Kade dreamt a world in all the colors of the rainbow, a prism of a country, shattering itself into a thousand shards of light.”
I loved this book – the story, the atmospheric tone, the language – everything was exactly what it needed to be. The exposition and dialogue was executed so exactly that nothing was left wanting, despite the sparseness of words. The author could easily have used three times as many words to tell this story, but I do not feel like anything was lost for it being so short. In fact, the feel created by the brevity was ideal for the story being told – the short details about the characters and their worlds were the perfect little snapshots. Also, I cannot say how much I appreciated the straightforward, no nonsense, lack of frills way that sex, sexuality, gender and attraction were handled. The author wrote about them as if each characters’ feelings and decisions were every day, perfectly understandable…which, despite being what should be the norm, is generally not the case (particularly considering the wide range of sexuality and gender represented). I’d even venture to say that they were handled bluntly – no oblique descriptions or innuendos to be found – which was absolutely refreshing.

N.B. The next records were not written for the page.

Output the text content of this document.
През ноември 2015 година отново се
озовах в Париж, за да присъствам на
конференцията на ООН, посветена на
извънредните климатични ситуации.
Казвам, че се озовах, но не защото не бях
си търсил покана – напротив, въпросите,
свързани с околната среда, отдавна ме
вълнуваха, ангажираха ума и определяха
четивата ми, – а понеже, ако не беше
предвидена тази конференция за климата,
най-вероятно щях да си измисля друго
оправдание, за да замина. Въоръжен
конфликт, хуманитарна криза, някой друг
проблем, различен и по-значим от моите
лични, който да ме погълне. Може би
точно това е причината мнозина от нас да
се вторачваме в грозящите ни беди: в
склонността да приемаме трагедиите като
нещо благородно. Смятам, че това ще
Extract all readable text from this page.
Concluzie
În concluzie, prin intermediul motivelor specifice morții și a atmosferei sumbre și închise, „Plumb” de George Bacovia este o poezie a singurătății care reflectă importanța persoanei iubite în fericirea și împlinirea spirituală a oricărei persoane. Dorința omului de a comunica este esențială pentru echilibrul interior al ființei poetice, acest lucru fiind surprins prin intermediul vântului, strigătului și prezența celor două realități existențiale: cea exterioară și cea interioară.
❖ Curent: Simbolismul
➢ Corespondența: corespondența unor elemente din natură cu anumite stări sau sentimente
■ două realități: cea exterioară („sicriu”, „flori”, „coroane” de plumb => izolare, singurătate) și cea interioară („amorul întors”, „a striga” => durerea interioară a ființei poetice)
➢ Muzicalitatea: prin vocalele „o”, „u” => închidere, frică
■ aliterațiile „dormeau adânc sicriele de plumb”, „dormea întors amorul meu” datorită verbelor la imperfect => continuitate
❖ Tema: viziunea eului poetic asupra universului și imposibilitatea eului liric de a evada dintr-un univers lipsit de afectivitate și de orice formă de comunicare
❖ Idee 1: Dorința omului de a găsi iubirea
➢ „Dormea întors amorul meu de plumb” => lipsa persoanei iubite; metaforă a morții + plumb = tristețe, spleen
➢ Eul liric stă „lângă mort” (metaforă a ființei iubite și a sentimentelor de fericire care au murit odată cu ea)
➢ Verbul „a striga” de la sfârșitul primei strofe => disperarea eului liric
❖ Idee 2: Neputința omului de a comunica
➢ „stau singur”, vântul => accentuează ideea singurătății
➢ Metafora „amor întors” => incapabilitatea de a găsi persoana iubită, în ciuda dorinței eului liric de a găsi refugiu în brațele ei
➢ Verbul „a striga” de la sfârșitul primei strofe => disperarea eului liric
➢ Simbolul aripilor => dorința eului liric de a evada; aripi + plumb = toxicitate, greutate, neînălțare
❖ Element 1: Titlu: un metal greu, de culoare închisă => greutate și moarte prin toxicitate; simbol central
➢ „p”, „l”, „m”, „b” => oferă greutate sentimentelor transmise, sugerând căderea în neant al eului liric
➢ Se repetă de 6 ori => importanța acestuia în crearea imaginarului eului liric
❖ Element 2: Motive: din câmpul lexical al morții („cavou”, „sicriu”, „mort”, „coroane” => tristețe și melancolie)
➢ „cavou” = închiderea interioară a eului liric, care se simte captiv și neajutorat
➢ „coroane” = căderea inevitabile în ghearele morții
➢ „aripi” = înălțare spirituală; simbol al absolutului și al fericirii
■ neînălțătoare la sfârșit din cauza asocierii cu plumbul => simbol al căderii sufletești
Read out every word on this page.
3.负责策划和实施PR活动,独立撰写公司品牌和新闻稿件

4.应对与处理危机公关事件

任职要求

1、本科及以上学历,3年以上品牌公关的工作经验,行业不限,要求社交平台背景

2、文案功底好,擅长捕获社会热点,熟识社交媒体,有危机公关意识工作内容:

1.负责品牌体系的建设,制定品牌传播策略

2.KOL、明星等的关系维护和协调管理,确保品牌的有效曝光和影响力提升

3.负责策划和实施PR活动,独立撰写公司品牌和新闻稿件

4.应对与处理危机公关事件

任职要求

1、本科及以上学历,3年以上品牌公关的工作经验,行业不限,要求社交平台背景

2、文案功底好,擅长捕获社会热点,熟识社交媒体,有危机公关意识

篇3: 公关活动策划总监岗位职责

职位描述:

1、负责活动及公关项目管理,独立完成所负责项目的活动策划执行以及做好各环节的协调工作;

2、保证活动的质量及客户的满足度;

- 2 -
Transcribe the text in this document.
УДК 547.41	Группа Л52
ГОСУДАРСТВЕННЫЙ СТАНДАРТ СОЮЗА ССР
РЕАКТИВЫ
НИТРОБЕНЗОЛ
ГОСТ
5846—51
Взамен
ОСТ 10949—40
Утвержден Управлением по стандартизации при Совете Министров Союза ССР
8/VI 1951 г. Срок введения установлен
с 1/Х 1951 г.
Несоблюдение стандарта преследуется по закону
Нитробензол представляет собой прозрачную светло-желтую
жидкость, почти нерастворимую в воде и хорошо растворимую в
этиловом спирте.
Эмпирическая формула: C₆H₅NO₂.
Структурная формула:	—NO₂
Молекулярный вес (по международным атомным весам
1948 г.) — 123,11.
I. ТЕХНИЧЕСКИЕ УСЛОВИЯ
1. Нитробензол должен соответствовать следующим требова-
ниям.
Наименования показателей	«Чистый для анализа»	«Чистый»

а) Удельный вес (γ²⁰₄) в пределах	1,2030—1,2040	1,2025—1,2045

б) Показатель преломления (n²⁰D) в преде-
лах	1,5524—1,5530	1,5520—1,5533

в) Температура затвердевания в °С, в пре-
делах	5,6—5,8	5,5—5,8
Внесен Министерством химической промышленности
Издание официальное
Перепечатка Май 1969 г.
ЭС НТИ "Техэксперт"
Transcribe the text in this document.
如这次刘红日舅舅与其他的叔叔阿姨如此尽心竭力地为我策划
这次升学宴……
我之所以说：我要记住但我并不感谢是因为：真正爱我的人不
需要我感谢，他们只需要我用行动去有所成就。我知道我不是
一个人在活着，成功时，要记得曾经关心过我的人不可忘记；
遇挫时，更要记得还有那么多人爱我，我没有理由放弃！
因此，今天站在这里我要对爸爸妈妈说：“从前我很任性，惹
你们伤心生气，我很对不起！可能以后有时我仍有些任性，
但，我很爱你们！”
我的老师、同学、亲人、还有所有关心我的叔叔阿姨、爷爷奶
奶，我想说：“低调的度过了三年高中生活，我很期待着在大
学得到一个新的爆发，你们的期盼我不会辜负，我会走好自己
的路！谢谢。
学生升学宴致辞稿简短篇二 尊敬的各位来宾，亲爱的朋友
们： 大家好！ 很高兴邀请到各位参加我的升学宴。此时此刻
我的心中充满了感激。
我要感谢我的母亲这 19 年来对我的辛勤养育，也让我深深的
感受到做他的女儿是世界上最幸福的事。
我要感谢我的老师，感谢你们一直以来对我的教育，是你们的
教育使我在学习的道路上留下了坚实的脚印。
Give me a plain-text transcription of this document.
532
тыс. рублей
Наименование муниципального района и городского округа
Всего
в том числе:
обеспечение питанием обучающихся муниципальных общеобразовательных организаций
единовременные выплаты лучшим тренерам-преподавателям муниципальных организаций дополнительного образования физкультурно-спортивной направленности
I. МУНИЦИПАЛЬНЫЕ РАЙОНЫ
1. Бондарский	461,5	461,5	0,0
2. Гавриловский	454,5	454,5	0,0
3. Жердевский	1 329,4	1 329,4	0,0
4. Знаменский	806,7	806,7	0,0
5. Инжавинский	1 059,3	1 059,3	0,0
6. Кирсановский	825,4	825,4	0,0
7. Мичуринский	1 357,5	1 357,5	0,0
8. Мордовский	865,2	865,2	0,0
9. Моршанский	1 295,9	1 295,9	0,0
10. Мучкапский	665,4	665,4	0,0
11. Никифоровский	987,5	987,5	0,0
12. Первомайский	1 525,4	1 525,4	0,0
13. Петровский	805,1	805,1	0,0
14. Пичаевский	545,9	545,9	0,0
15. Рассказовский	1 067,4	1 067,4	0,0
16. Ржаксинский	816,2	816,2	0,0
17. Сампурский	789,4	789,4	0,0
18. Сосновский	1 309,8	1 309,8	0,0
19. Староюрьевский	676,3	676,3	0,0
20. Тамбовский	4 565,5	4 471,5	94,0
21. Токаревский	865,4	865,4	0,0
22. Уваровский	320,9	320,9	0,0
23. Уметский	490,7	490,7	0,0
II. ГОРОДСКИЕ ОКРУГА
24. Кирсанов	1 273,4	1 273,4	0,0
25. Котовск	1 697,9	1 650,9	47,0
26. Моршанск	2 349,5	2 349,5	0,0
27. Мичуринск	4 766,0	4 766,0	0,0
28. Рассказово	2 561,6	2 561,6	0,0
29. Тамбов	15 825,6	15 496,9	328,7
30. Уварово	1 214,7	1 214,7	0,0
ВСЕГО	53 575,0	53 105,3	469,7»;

As far as the story itself, the plot was, in fact, fairly superficial. However, it functioned in its purpose just enough to move things along as we experience the real power of the story. While not particularly profound in and of itself, I found that after finishing, I was left deeply touched by the setting and the characters. Each of their experiences, while in detail wildly different, have a common base that spoke directly to the parts inside myself (the parts inside each of us) that we feel we need to hide from others, the parts that make us feel like outsiders, like we don’t fit in. I also thought that the way each of the characters has an odd problem or dysphoria, one that makes them unable to function fully in “normal” world setting is reminiscent of the Harry Potter fan theories that say Harry is actually a regular kid who has some kind of psychological disorder and that the entirety of the story is not “real,” but is happening in his head. In this case, their travels to worlds that accept or highlight those “worst” parts of them is just a fantastical explanation for something that is otherwise completely unfair: that some youth have to deal with difficult/terrible situations and treatment, while others don’t, and there is not always somewhere/one they can go to for help. Altogether, this book recognizes and highlights deeps truths about being an outcast, or feeling uncomfortable in your own skin, in an incredibly nuanced, quirky way.
“…hope is a knife that can cut through the foundations of the world.”
A fast, whimsical and profound read, with just a hint of sinister, in perfect measure. A fantastic tale with a moral of [self] acceptance. This one will stay with me for a long time.